Unionization rates do not tell the broader wage increase story…
Some of state and local governments are in many ways the last bastion of the powerful unions. The total unionization rate in the workforce was 10.1% in 2022, which was the lowest on record. The public sector unionization rate was 33.1% or a multiple of over 5x the private sector rate of 6.0%. Those unionization rates are updated annually in January by the BLS.
The to-and-fro on what unionization rates mean will rage unchecked for as long as there are political advocates. That includes in the private sector, where the unions are clearly losing across the decades. For example, the auto industry remains the most powerful of the manufacturing unions, but the UAW has never been able to carry the vote of major transplant operation work forces. Everyone accuses the other of bad behavior, but votes are votes.
There is not much mystery in the direction of the tides in union rates. Among the largest states, New York tops the list at 20.7% with California at 16.1%. We see Texas at 4.1% and Florida at 4.5%. That gap is no surprise. As the decades go by, however, the fact that Michigan is only 14.0%, Ohio only 12.8%, Pennsylvania at 12.7% and Wisconsin at 7.1% speaks to a lot of the shifting political tides on the critical swing states that determine who is in the White House. Those stated have also felt the fallout of declining manufacturing. Michigan, hub of the auto industry for so long, and Wisconsin, which has seen major downsizing of its manufacturing base across the decades, even joined the ranks of the Right to Work states during the Obama years even as he carried both states.
The chart shows how government jobs were rising faster than private sector earlier in the timeline and now the private sector is rising faster. Many would attribute the private sector wage lags and stagnant wage/benefit growth to automation and corporate restructurings, China, and NAFTA (now USMCA). Some attribute it to the erosion of unions in the private sector and migration of manufacturing to “right to work states” (read “union averse”) even as the secular decline of US manufacturing was ongoing (read “China” and “Mexico”).
In explaining the slow and steady stagnation of benefit trends over time, some highlight weaker health care and pension benefits broadly as the old school defined benefit pension plans gave way to defined contribution. Retiree health care benefits were often eliminated entirely. The blame game debates will continue, but there is every reason to believe ground zero in the defense of domestic labor will be in trade policy with a hostile China-focused trade strategy (see State of Trade: The Big Picture Flows 12-18-22).
Those geopolitical and domestic political angles will not loosen labor markets. The reverse effects could be more likely since there will be more operations onshored depending on the industry. We always go back to the basics that supply-demand drives wages just as it does everything else over the longer term. In other words, the wage trend from here will have a range of competing forces in play. The recession nerves are more immediate as Fed tightening looks to reel it in.

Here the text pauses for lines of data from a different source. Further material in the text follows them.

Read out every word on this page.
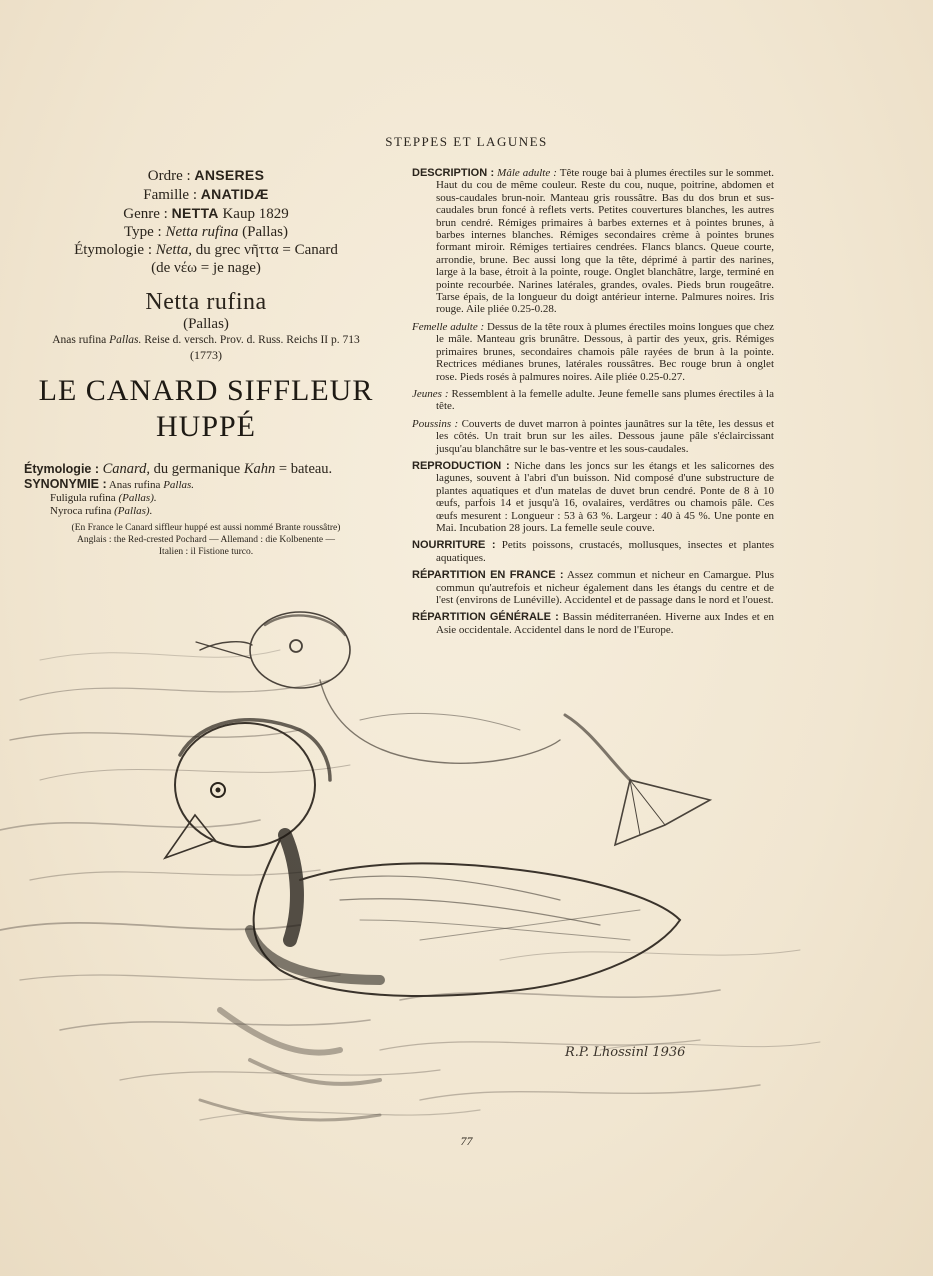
STEPPES ET LAGUNES
Ordre : ANSERES
Famille : ANATIDÆ
Genre : NETTA Kaup 1829
Type : Netta rufina (Pallas)
Étymologie : Netta, du grec νῆττα = Canard
(de νέω = je nage)
Netta rufina
(Pallas)
Anas rufina Pallas. Reise d. versch. Prov. d. Russ. Reichs II p. 713
(1773)
LE CANARD SIFFLEUR
HUPPÉ
Étymologie : Canard, du germanique Kahn = bateau.
SYNONYMIE : Anas rufina Pallas.
Fuligula rufina (Pallas).
Nyroca rufina (Pallas).
(En France le Canard siffleur huppé est aussi nommé Brante roussâtre)
Anglais : the Red-crested Pochard — Allemand : die Kolbenente —
Italien : il Fistione turco.
DESCRIPTION : Mâle adulte : Tête rouge bai à plumes érectiles sur le sommet. Haut du cou de même couleur. Reste du cou, nuque, poitrine, abdomen et sous-caudales brun-noir. Manteau gris roussâtre. Bas du dos brun et sus-caudales brun foncé à reflets verts. Petites couvertures blanches, les autres brun cendré. Rémiges primaires à barbes externes et à pointes brunes, à barbes internes blanches. Rémiges secondaires crème à pointes brunes formant miroir. Rémiges tertiaires cendrées. Flancs blancs. Queue courte, arrondie, brune. Bec aussi long que la tête, déprimé à partir des narines, large à la base, étroit à la pointe, rouge. Onglet blanchâtre, large, terminé en pointe recourbée. Narines latérales, grandes, ovales. Pieds brun rougeâtre. Tarse épais, de la longueur du doigt antérieur interne. Palmures noires. Iris rouge. Aile pliée 0.25-0.28.
Femelle adulte : Dessus de la tête roux à plumes érectiles moins longues que chez le mâle. Manteau gris brunâtre. Dessous, à partir des yeux, gris. Rémiges primaires brunes, secondaires chamois pâle rayées de brun à la pointe. Rectrices médianes brunes, latérales roussâtres. Bec rouge brun à onglet rose. Pieds rosés à palmures noires. Aile pliée 0.25-0.27.
Jeunes : Ressemblent à la femelle adulte. Jeune femelle sans plumes érectiles à la tête.
Poussins : Couverts de duvet marron à pointes jaunâtres sur la tête, les dessus et les côtés. Un trait brun sur les ailes. Dessous jaune pâle s'éclaircissant jusqu'au blanchâtre sur le bas-ventre et les sous-caudales.
REPRODUCTION : Niche dans les joncs sur les étangs et les salicornes des lagunes, souvent à l'abri d'un buisson. Nid composé d'une substructure de plantes aquatiques et d'un matelas de duvet brun cendré. Ponte de 8 à 10 œufs, parfois 14 et jusqu'à 16, ovalaires, verdâtres ou chamois pâle. Ces œufs mesurent : Longueur : 53 à 63 %. Largeur : 40 à 45 %. Une ponte en Mai. Incubation 28 jours. La femelle seule couve.
NOURRITURE : Petits poissons, crustacés, mollusques, insectes et plantes aquatiques.
RÉPARTITION EN FRANCE : Assez commun et nicheur en Camargue. Plus commun qu'autrefois et nicheur également dans les étangs du centre et de l'est (environs de Lunéville). Accidentel et de passage dans le nord et l'ouest.
RÉPARTITION GÉNÉRALE : Bassin méditerranéen. Hiverne aux Indes et en Asie occidentale. Accidentel dans le nord de l'Europe.
R.P. Lhossinl 1936
77
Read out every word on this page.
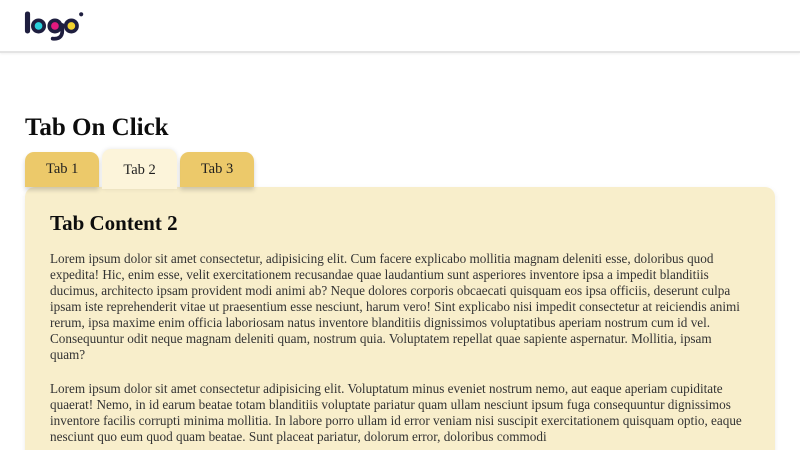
Tab On Click
Tab 1	Tab 2	Tab 3
Tab Content 2

Lorem ipsum dolor sit amet consectetur, adipisicing elit. Cum facere explicabo mollitia magnam deleniti esse, doloribus quod expedita! Hic, enim esse, velit exercitationem recusandae quae laudantium sunt asperiores inventore ipsa a impedit blanditiis ducimus, architecto ipsam provident modi animi ab? Neque dolores corporis obcaecati quisquam eos ipsa officiis, deserunt culpa ipsam iste reprehenderit vitae ut praesentium esse nesciunt, harum vero! Sint explicabo nisi impedit consectetur at reiciendis animi rerum, ipsa maxime enim officia laboriosam natus inventore blanditiis dignissimos voluptatibus aperiam nostrum cum id vel. Consequuntur odit neque magnam deleniti quam, nostrum quia. Voluptatem repellat quae sapiente aspernatur. Mollitia, ipsam quam?

Lorem ipsum dolor sit amet consectetur adipisicing elit. Voluptatum minus eveniet nostrum nemo, aut eaque aperiam cupiditate quaerat! Nemo, in id earum beatae totam blanditiis voluptate pariatur quam ullam nesciunt ipsum fuga consequuntur dignissimos inventore facilis corrupti minima mollitia. In labore porro ullam id error veniam nisi suscipit exercitationem quisquam optio, eaque nesciunt quo eum quod quam beatae. Sunt placeat pariatur, dolorum error, doloribus commodi
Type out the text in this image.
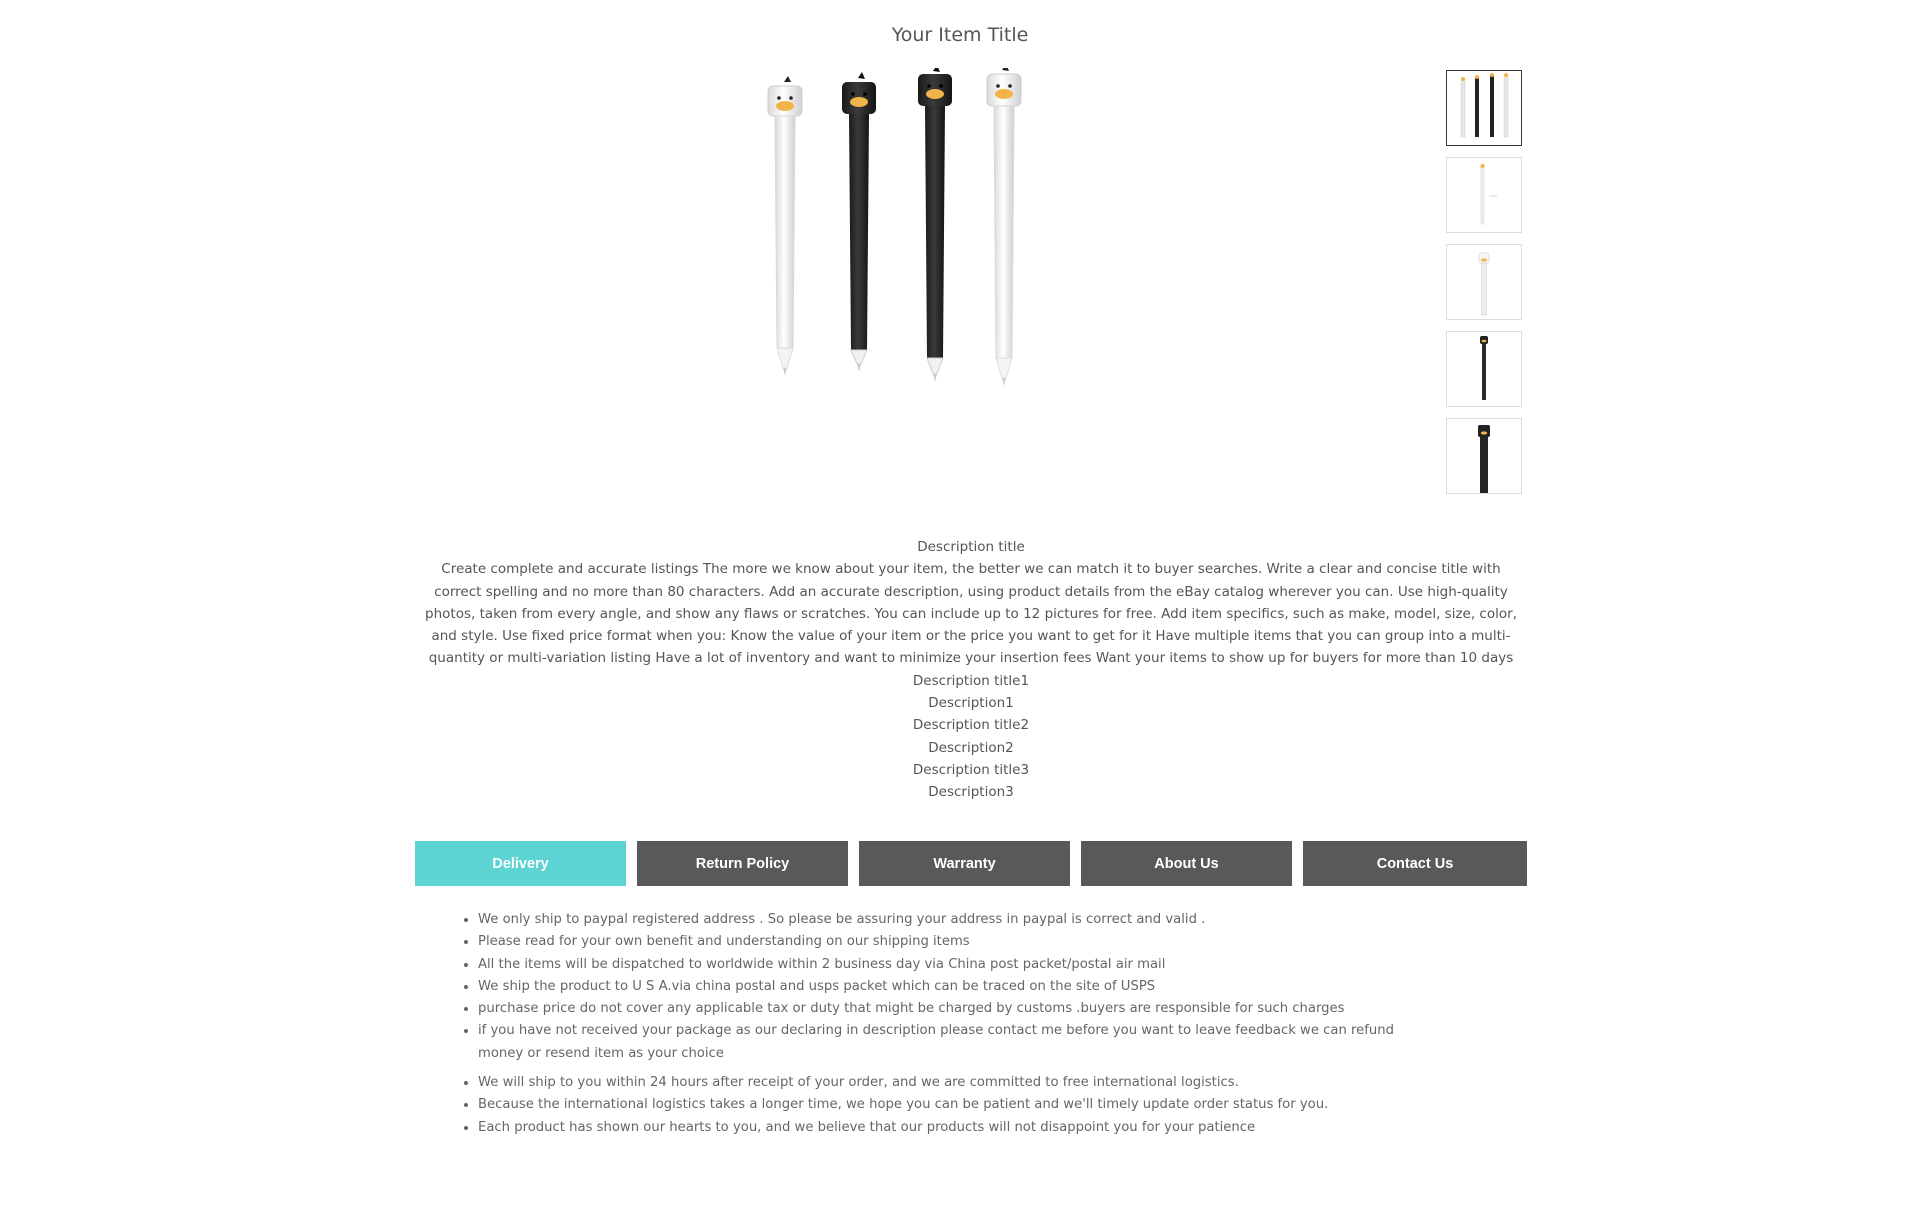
Your Item Title
Description title
Create complete and accurate listings The more we know about your item, the better we can match it to buyer searches. Write a clear and concise title with correct spelling and no more than 80 characters. Add an accurate description, using product details from the eBay catalog wherever you can. Use high-quality photos, taken from every angle, and show any flaws or scratches. You can include up to 12 pictures for free. Add item specifics, such as make, model, size, color, and style. Use fixed price format when you: Know the value of your item or the price you want to get for it Have multiple items that you can group into a multi-quantity or multi-variation listing Have a lot of inventory and want to minimize your insertion fees Want your items to show up for buyers for more than 10 days
Description title1
Description1
Description title2
Description2
Description title3
Description3
Delivery	Return Policy	Warranty	About Us	Contact Us
• We only ship to paypal registered address . So please be assuring your address in paypal is correct and valid .
• Please read for your own benefit and understanding on our shipping items
• All the items will be dispatched to worldwide within 2 business day via China post packet/postal air mail
• We ship the product to U S A.via china postal and usps packet which can be traced on the site of USPS
• purchase price do not cover any applicable tax or duty that might be charged by customs .buyers are responsible for such charges
• if you have not received your package as our declaring in description please contact me before you want to leave feedback we can refund money or resend item as your choice
• We will ship to you within 24 hours after receipt of your order, and we are committed to free international logistics.
• Because the international logistics takes a longer time, we hope you can be patient and we'll timely update order status for you.
• Each product has shown our hearts to you, and we believe that our products will not disappoint you for your patience
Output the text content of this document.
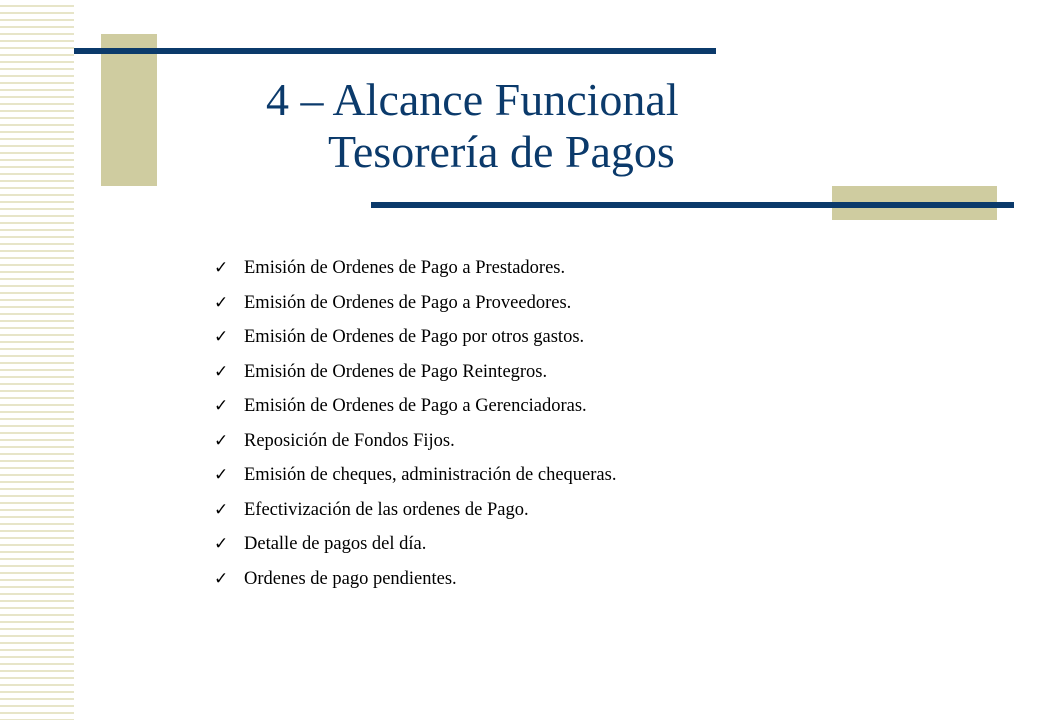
4 – Alcance Funcional
Tesorería de Pagos
✓ Emisión de Ordenes de Pago a Prestadores.
✓ Emisión de Ordenes de Pago a Proveedores.
✓ Emisión de Ordenes de Pago por otros gastos.
✓ Emisión de Ordenes de Pago Reintegros.
✓ Emisión de Ordenes de Pago a Gerenciadoras.
✓ Reposición de Fondos Fijos.
✓ Emisión de cheques, administración de chequeras.
✓ Efectivización de las ordenes de Pago.
✓ Detalle de pagos del día.
✓ Ordenes de pago pendientes.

The pressure from low unemployment and many job openings detailed in the JOLTS report make the downtick in the ECI for the Dec 2022 quarter hard to extrapolate from in terms of the Fed policy actions. The 5% handle is too high for them perhaps but the 4% handle run rates (4Q22’s 1% x 4) are on the cusp. The theory at the Fed might be that demand needs to feel more destruction from interest rates in the broader economy that will flow into the pricing power of the work force. They won’t say that with their outside voices, but we will hear more hints tomorrow in the Powell press conference.